Berlin is no longer enthusiastic about President Macron’s suggested EU policy to formulate a single budget for the Union.
The Eurozone (officially called the Euro area) denotes the 19 of the 28 European Union (EU) member states that have adopted the Euro as their common currency. It was established in 1999 and its GDP as of 2016 stood at $11.8 trillion.
According to data from the Eurostat, the 19 members, part of the Eurozone, saw their growth accelerated by 0.6% in the three months to June 2017. The year-on-year growth has increased to 2.1% as compared to 1.9% from the same quarter last year. This is the best number the region has seen in the past five years. Forecasts have also been bullish regarding the growth of the bloc in the near future. The IMF has said that the Eurozone GDP will grow by 1.7% in 2018.
In addition, the Eurozone has been dealing with the consequences of the Greek debt crisis in the past years. Unable to sustain itself having joined the Eurozone in 2011, Greece’s trade deficit increased, and its unemployment rate rocketed to 25%.
French President Emmanuel Macron had earlier suggested a deeper integration of the Eurozone by establishing a common budget for its members. German Chancellor Angela Merkel was on board with the idea, but it looks like the proposal is losing steam.
Germany is cooling on the idea of a eurozone budget, one of French president Emmanuel Macron’s central demands, saying priority should be given to other initiatives to boost the currency bloc’s resilience.
The tougher German line is bad news for Mr Macron, who has made a common pool of money for the single currency area a central plank of his EU policy.
The French president has argued for a permanent “fiscal capacity” that would be financed by national contributions and also, potentially, new EU taxes and levies. It would be used to foster growth and competitiveness in the currency bloc and to stabilise countries hit by economic shocks.
Mr Macron has said that this budget should be equivalent to several percentage points of the eurozone’s gross domestic product, so running into hundreds of billions of euros.
France has made clear that its plans are fundamentally different to the EU budget, which totals about 1 per cent of the bloc’s GDP, and which is largely made up of seven-year spending programmes covering everything from agricultural subsidies to scientific research.
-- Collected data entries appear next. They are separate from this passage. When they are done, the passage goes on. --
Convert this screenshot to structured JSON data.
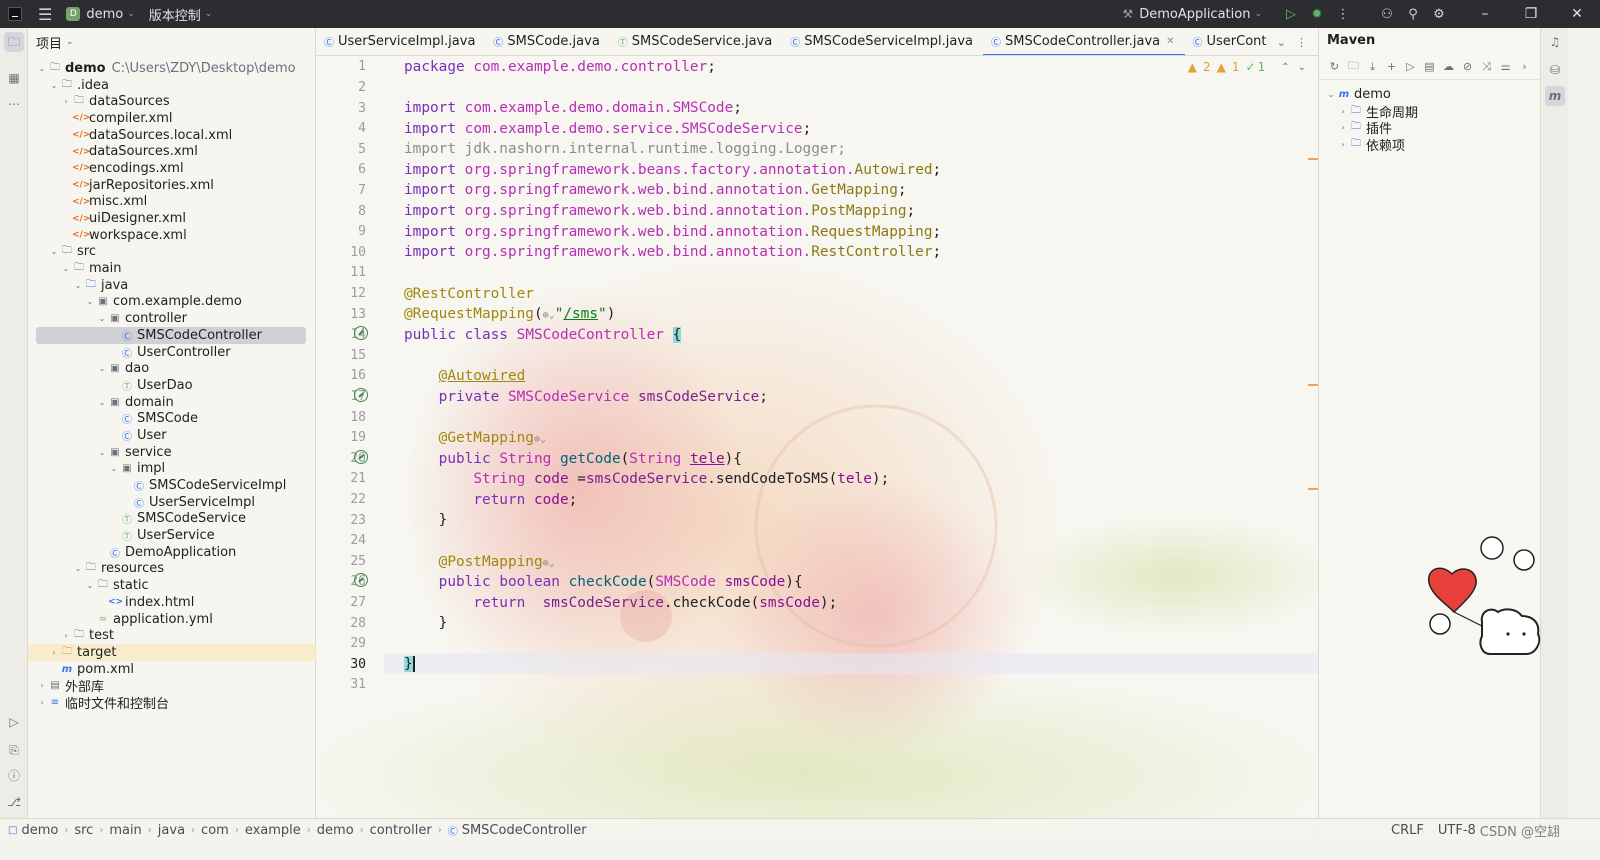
{
  "titlebar": {
    "project": "demo",
    "project_badge": "D",
    "vcs": "版本控制",
    "run_config": "DemoApplication"
  },
  "project_panel": {
    "title": "项目",
    "root_name": "demo",
    "root_path": "C:\\Users\\ZDY\\Desktop\\demo",
    "nodes": [
      {
        "label": ".idea"
      },
      {
        "label": "dataSources"
      },
      {
        "label": "compiler.xml"
      },
      {
        "label": "dataSources.local.xml"
      },
      {
        "label": "dataSources.xml"
      },
      {
        "label": "encodings.xml"
      },
      {
        "label": "jarRepositories.xml"
      },
      {
        "label": "misc.xml"
      },
      {
        "label": "uiDesigner.xml"
      },
      {
        "label": "workspace.xml"
      },
      {
        "label": "src"
      },
      {
        "label": "main"
      },
      {
        "label": "java"
      },
      {
        "label": "com.example.demo"
      },
      {
        "label": "controller"
      },
      {
        "label": "SMSCodeController"
      },
      {
        "label": "UserController"
      },
      {
        "label": "dao"
      },
      {
        "label": "UserDao"
      },
      {
        "label": "domain"
      },
      {
        "label": "SMSCode"
      },
      {
        "label": "User"
      },
      {
        "label": "service"
      },
      {
        "label": "impl"
      },
      {
        "label": "SMSCodeServiceImpl"
      },
      {
        "label": "UserServiceImpl"
      },
      {
        "label": "SMSCodeService"
      },
      {
        "label": "UserService"
      },
      {
        "label": "DemoApplication"
      },
      {
        "label": "resources"
      },
      {
        "label": "static"
      },
      {
        "label": "index.html"
      },
      {
        "label": "application.yml"
      },
      {
        "label": "test"
      },
      {
        "label": "target"
      },
      {
        "label": "pom.xml"
      },
      {
        "label": "外部库"
      },
      {
        "label": "临时文件和控制台"
      }
    ]
  },
  "tabs": [
    {
      "label": "UserServiceImpl.java"
    },
    {
      "label": "SMSCode.java"
    },
    {
      "label": "SMSCodeService.java"
    },
    {
      "label": "SMSCodeServiceImpl.java"
    },
    {
      "label": "SMSCodeController.java"
    },
    {
      "label": "UserContr"
    }
  ],
  "inspections": {
    "warnings_a": "2",
    "warnings_b": "1",
    "ok": "1"
  },
  "code": {
    "line_numbers": [
      "1",
      "2",
      "3",
      "4",
      "5",
      "6",
      "7",
      "8",
      "9",
      "10",
      "11",
      "12",
      "13",
      "14",
      "15",
      "16",
      "17",
      "18",
      "19",
      "20",
      "21",
      "22",
      "23",
      "24",
      "25",
      "26",
      "27",
      "28",
      "29",
      "30",
      "31"
    ],
    "current_line": "30",
    "t": {
      "package": "package",
      "pkg_name": "com.example.demo.controller",
      "semi": ";",
      "import": "import",
      "imp1": "com.example.demo.domain.",
      "imp1c": "SMSCode",
      "imp2": "com.example.demo.service.",
      "imp2c": "SMSCodeService",
      "imp3": "jdk.nashorn.internal.runtime.logging.Logger;",
      "imp4": "org.springframework.beans.factory.annotation.",
      "imp4c": "Autowired",
      "imp5": "org.springframework.web.bind.annotation.",
      "imp5c": "GetMapping",
      "imp6c": "PostMapping",
      "imp7c": "RequestMapping",
      "imp8c": "RestController",
      "ann_rest": "@RestController",
      "ann_req": "@RequestMapping",
      "paren_open": "(",
      "paren_close": ")",
      "quote": "\"",
      "sms_path": "/sms",
      "public": "public",
      "class": "class",
      "class_name": "SMSCodeController",
      "lbrace": "{",
      "rbrace": "}",
      "ann_auto": "@Autowired",
      "private": "private",
      "svc_type": "SMSCodeService",
      "svc_field": "smsCodeService",
      "ann_get": "@GetMapping",
      "String": "String",
      "getCode": "getCode",
      "tele": "tele",
      "code_var": "code",
      "eq": " =",
      "send_call": "sendCodeToSMS",
      "dot": ".",
      "return": "return",
      "ann_post": "@PostMapping",
      "boolean": "boolean",
      "checkCode": "checkCode",
      "sms_type": "SMSCode",
      "smsCode": "smsCode"
    }
  },
  "maven": {
    "title": "Maven",
    "root": "demo",
    "items": [
      {
        "label": "生命周期"
      },
      {
        "label": "插件"
      },
      {
        "label": "依赖项"
      }
    ]
  },
  "breadcrumb": [
    "demo",
    "src",
    "main",
    "java",
    "com",
    "example",
    "demo",
    "controller",
    "SMSCodeController"
  ],
  "statusbar": {
    "line_sep": "CRLF",
    "encoding": "UTF-8",
    "extra": "CSDN @空翃"
  }
}
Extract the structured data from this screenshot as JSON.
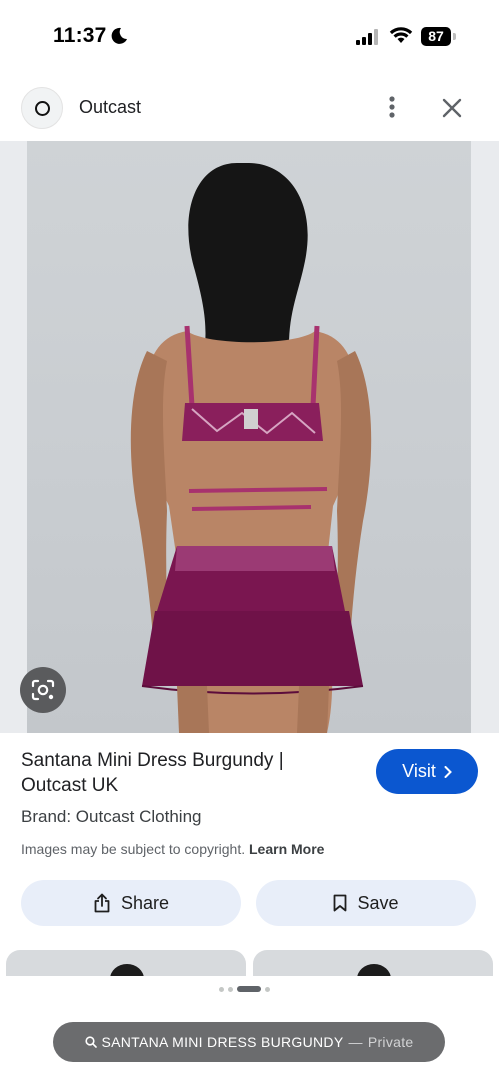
{
  "status_bar": {
    "time": "11:37",
    "battery": "87"
  },
  "header": {
    "site_name": "Outcast",
    "site_initial": "O"
  },
  "result": {
    "title": "Santana Mini Dress Burgundy | Outcast UK",
    "visit_label": "Visit",
    "brand": "Brand: Outcast Clothing",
    "copyright_text": "Images may be subject to copyright.",
    "learn_more": "Learn More"
  },
  "actions": {
    "share_label": "Share",
    "save_label": "Save"
  },
  "carousel": {
    "dots": 4,
    "active_index": 2
  },
  "search_pill": {
    "query": "SANTANA MINI DRESS BURGUNDY",
    "separator": "—",
    "mode": "Private"
  },
  "colors": {
    "accent": "#0b57d0",
    "action_bg": "#e8eef9",
    "dress": "#7a1650"
  },
  "icons": [
    "moon-icon",
    "signal-icon",
    "wifi-icon",
    "more-vert-icon",
    "close-icon",
    "lens-icon",
    "chevron-right-icon",
    "share-icon",
    "bookmark-icon",
    "search-icon"
  ]
}
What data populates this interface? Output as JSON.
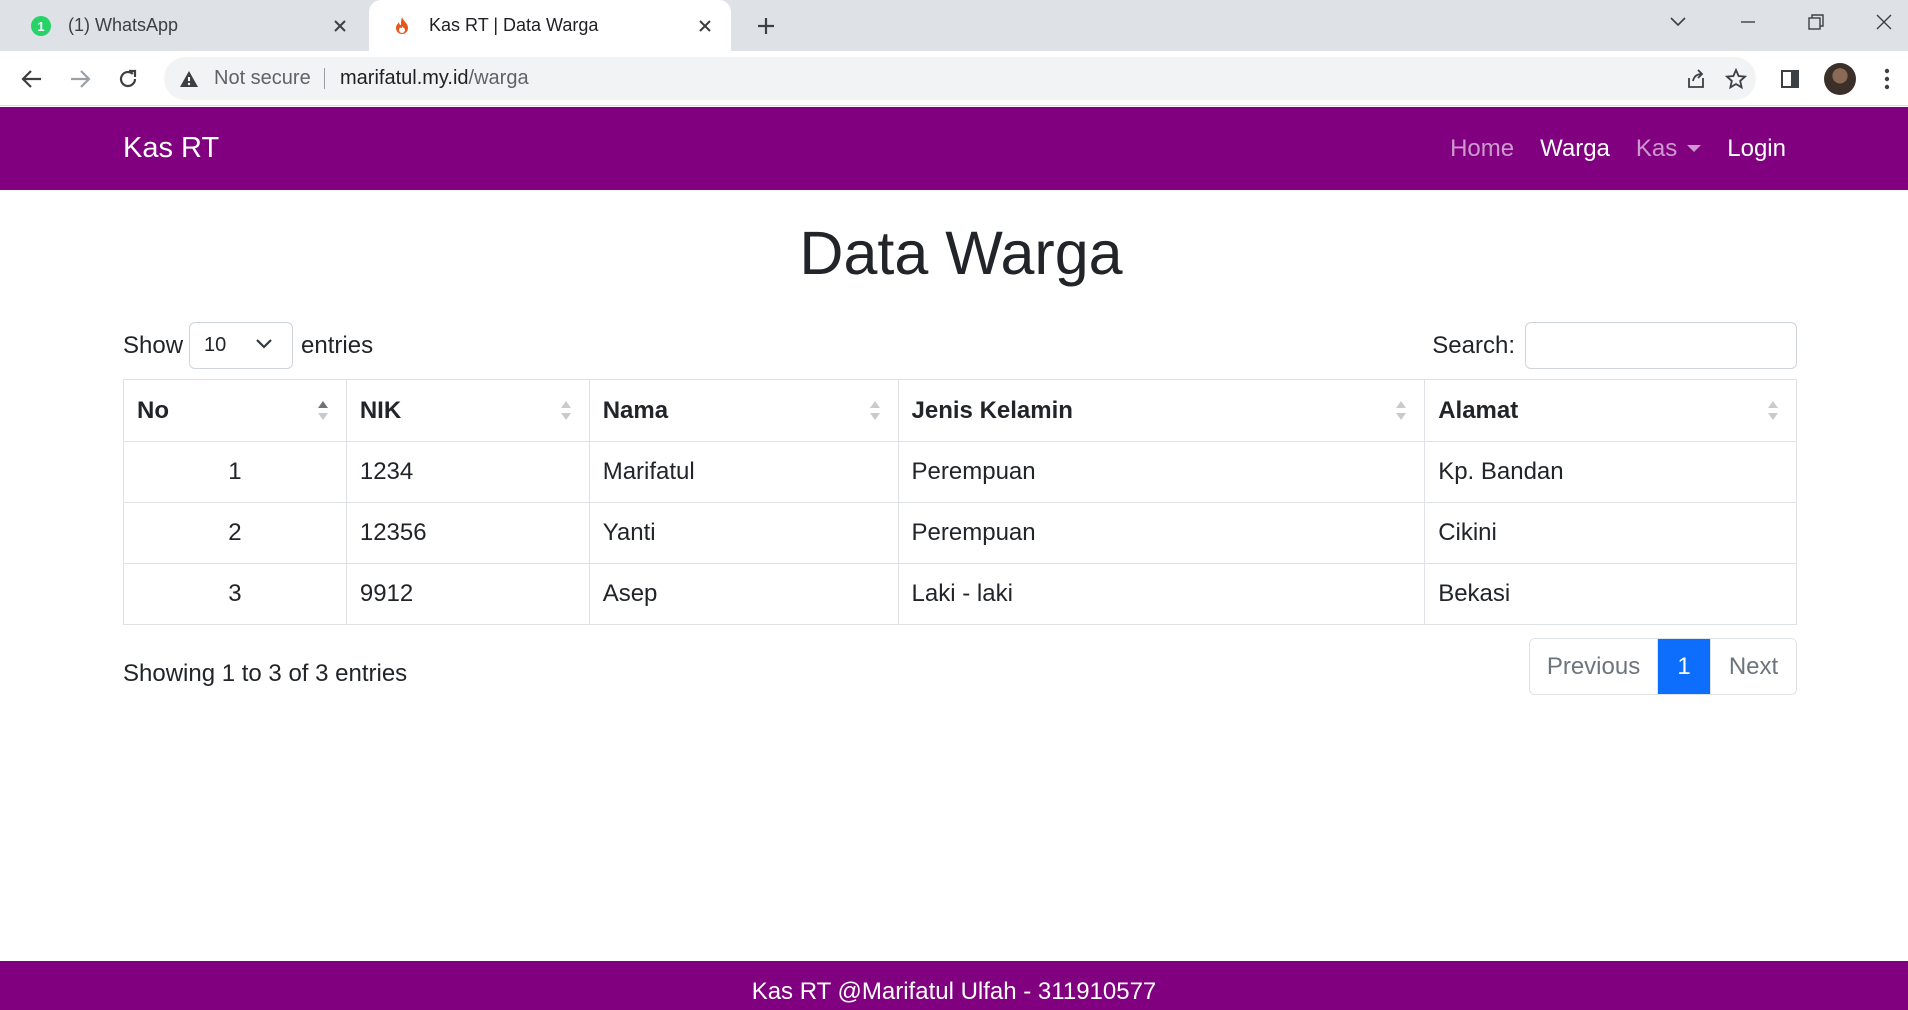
{
  "browser": {
    "tabs": [
      {
        "title": "(1) WhatsApp",
        "badge": "1"
      },
      {
        "title": "Kas RT | Data Warga"
      }
    ],
    "address": {
      "security": "Not secure",
      "host": "marifatul.my.id",
      "path": "/warga"
    },
    "icons": [
      "back-icon",
      "forward-icon",
      "reload-icon",
      "warning-icon",
      "share-icon",
      "star-icon",
      "side-panel-icon",
      "menu-dots-icon"
    ]
  },
  "navbar": {
    "brand": "Kas RT",
    "links": [
      {
        "label": "Home",
        "active": false
      },
      {
        "label": "Warga",
        "active": true
      },
      {
        "label": "Kas",
        "active": false,
        "dropdown": true
      },
      {
        "label": "Login",
        "active": true
      }
    ],
    "color": "#800080"
  },
  "page": {
    "title": "Data Warga",
    "length": {
      "show": "Show",
      "value": "10",
      "entries": "entries"
    },
    "search": {
      "label": "Search:",
      "value": ""
    },
    "table": {
      "columns": [
        "No",
        "NIK",
        "Nama",
        "Jenis Kelamin",
        "Alamat"
      ],
      "rows": [
        [
          "1",
          "1234",
          "Marifatul",
          "Perempuan",
          "Kp. Bandan"
        ],
        [
          "2",
          "12356",
          "Yanti",
          "Perempuan",
          "Cikini"
        ],
        [
          "3",
          "9912",
          "Asep",
          "Laki - laki",
          "Bekasi"
        ]
      ]
    },
    "info": "Showing 1 to 3 of 3 entries",
    "pagination": {
      "previous": "Previous",
      "current": "1",
      "next": "Next"
    },
    "accent": "#0d6efd"
  },
  "footer": {
    "text": "Kas RT @Marifatul Ulfah - 311910577"
  }
}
However, it appears Germany’s priority will be to look at more targeted initiatives in the EU’s next multi-annual budget that could help countries in difficulties. One such proposal, made by German finance minister Olaf Scholz, is for a “reinsurance fund” for national unemployment schemes.
The idea is that a recession-hit eurozone country with high unemployment, whose social security system has come under strain, could borrow from such a fund, and then pay the money back once it had resolved its problems.
The budget is one of several big ideas for reforming the eurozone that are being debated by national capitals. EU leaders in June agreed to press ahead with efforts to strengthen the currency bloc, but the push has proved divisive. Italy is now wary of efforts by Germany and other northern EU capitals to make banks and other investors in a country’s sovereign debt take losses.
The biggest hurdle to a common budget is the existing economic disparities amongst the Eurozone members themselves. Countries like France and Germany have recovered well after the 2009 Recession but other countries like Spain, Greece and Portugal are still under recovery programs. France and Germany will require a dramatically different budget than Spain or Greece, who still have massive debt obligations to the EU and other external creditors. Therefore, it is practically impossible to formulate a budget for the Eurozone which will be effective for all members.
Our assessment is that if the Eurozone budget is approved and created, it would further generate a cohesive bloc in Europe. This could change the dynamics of how trade is conducted within Europe and geopolitically across the world. However, we feel that given the rise of anti-EU sentiments in nations like Austria, it remains to be seen whether it would become a reality.